Elon Musk just turned the fight against climate change on its head. He announced and explained the roll out of the Tesla home/commercial energy battery using normal human conversational language, and humor, addressing a huge global problem without making it sound dire or quoting stats or percentages. Simply stated: “I think we collectively should tru to do something about this, and not try not to win the Darwin Awards.” . The plan: Fossil fuels cause global warming. We have the sun. The sun shines only part of the day. We should store the energy in batteries. Here’s how. Watch Here!
The PowerWall will store excess solar energy, take power from the grid when it’s cheapest, and provide back-up power in emergencies.
Elon Musk has a vision of a world powered entirely with renewable energy and sleek-looking batteries built by Tesla.
After much speculation, Tesla finally announced its secret new product: a series of battery systems for homes, utilities, and businesses. The batteries are all under the umbrella of what the company is calling Tesla Energy.
It’s more exciting than it sounds.
The batteries can provide backup power during grid outages, store excess solar energy for when the sun isn’t shining (instead of sending it back to the grid at wholesale prices), and store power from the electric grid when it’s cheapest—instead of tapping into the grid when energy usage is at its costly peak. This means that electric vehicle owners can store energy during the day and charge their cars with that energy at night.
Musk, Tesla’s CEO, hammered home his vision during a livestreamed press conference. After walking on stage, the first thing he did—before announcing anything about Tesla Energy—was show a picture of a coal plant and a graph of the growing CO2 concentration in the atmosphere.
“I think we collectively should do something about this, and not try to win the Darwin Award,” he said, referring to cheeky awards given to people who die in especially stupid ways. “The obvious problem with solar power is that the sun doesn’t shine at night. Even during the day, energy generation varies. It’s important to smooth out that energy generation and retain enough so that you can use it at night.”
The Tesla Energy batteries are a way to do that—and to hear Musk tell it, they’re much better than other storage batteries that have come before. “The issue with existing batteries is that they suck. They’re expensive, they’re unreliable, they’re sort of stinky, ugly, and bad in every way,” he said.

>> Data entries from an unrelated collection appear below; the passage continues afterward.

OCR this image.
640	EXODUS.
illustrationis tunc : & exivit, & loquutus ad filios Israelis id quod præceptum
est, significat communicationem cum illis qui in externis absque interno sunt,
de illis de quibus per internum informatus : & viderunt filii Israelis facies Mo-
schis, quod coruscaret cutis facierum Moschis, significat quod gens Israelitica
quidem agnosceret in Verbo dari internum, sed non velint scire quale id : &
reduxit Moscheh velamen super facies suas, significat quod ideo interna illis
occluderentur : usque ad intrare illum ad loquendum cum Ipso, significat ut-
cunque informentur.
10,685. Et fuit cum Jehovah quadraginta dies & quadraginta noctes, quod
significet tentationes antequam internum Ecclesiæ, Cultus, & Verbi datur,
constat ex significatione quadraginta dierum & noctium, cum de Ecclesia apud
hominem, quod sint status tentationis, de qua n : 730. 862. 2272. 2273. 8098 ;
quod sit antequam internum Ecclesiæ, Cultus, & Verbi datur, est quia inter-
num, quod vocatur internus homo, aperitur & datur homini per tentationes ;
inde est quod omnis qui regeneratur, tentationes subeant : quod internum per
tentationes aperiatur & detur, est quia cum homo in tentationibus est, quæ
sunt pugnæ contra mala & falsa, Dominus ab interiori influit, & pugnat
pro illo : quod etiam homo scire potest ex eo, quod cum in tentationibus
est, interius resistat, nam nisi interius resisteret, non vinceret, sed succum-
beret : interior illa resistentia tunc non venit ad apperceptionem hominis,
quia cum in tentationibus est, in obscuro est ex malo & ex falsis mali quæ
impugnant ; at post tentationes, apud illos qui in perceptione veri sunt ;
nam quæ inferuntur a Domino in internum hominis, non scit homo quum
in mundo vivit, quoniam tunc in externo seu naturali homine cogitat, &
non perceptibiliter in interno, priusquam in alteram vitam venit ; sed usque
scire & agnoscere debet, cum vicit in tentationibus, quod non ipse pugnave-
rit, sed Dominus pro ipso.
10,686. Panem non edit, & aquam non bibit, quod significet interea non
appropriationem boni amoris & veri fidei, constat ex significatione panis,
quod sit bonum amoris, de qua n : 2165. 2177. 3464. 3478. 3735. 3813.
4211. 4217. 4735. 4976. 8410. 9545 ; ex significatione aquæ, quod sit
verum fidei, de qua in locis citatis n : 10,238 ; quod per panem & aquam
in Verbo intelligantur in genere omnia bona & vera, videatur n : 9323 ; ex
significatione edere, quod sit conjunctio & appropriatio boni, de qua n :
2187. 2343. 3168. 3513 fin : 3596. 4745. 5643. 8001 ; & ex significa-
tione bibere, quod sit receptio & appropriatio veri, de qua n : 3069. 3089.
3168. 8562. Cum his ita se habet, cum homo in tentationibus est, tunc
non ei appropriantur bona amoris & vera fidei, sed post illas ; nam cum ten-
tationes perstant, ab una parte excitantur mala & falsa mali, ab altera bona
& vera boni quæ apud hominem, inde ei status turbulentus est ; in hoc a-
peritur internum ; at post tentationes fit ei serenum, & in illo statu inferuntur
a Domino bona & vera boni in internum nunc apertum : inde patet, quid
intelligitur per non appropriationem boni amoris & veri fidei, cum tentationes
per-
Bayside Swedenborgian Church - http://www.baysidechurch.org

Tesla’s product for homes, called the PowerWall Home Battery, is made up of a rechargeable lithium-ion battery pack, a control system, and software. It comes in two versions: a 10kWh/$3,500 pack, ideal for backup power applications, and a 7kWh/$3,000 version for daily use. That cost excludes installation and the inverter, so the real price could be significantly higher. The PowerWall is available to buy on Tesla’s website now, with shipping in the next three or four months.
“It looks like a beautiful sculpture on the wall,” said Musk. The PowerWall is stackable (up to nine can be stacked at once) and can be mounted in a garage or on the outside of a house.
While it’s not cheap (though as many have pointed out, it’s cheaper than some editions of the Apple Watch), Musk imagines that the PowerWall—which is already out in the wild as part of a pilot project with 300 customers of SolarCity, the solar company run by Musk’s cousin—could be used in remote parts of the world where electricity is intermittent or expensive.
Tesla’s battery system solution for larger customers, the PowerPack, is “designed to scale infinitely,” according to Musk, who speculated that 160 million PowerPacks could transition the entire U.S. to renewables.
A number of business customers, including Amazon, Target, and Jackson Family Wines are already using it.
Amazon Web Services, for example, is planning to launch a 4.8 mWh pilot of the batteries in northern California as a way to make intermittent renewable energy sources like solar and wind more reliable. Jackson Family Wines already has 21 Power Packs installed, providing 4.2 MW of storage capacity.
Tesla is also working on a handful of utility projects, with companies like Southern California Edison and OnCor.
Tesla’s new Nevada battery factory, the Gigafactory, will produce 50 million kWh of lithium ion batteries by 2020, and Musk hinted that a big chunk of that production capacity will be used to make PowerWalls and PowerPacks. As we mentioned previously, one of the Gigafactory’s goals is to lower lithium-ion battery costs by 30%, and having dedicated production for storage batteries could make sure that it’s always working at full capacity.
In order to create any sort of battery-powered renewable energy revolution, Tesla can’t be the only big player. It isn’t—as Musk pointed out, other companies make battery packs already. But Tesla is also planning to open-source all patents related to its batteries, including those for the Gigafactory, which will itself be the first of many Gigafactories. We have the solar panels and the wind turbines: The next step for renewable energy is batteries.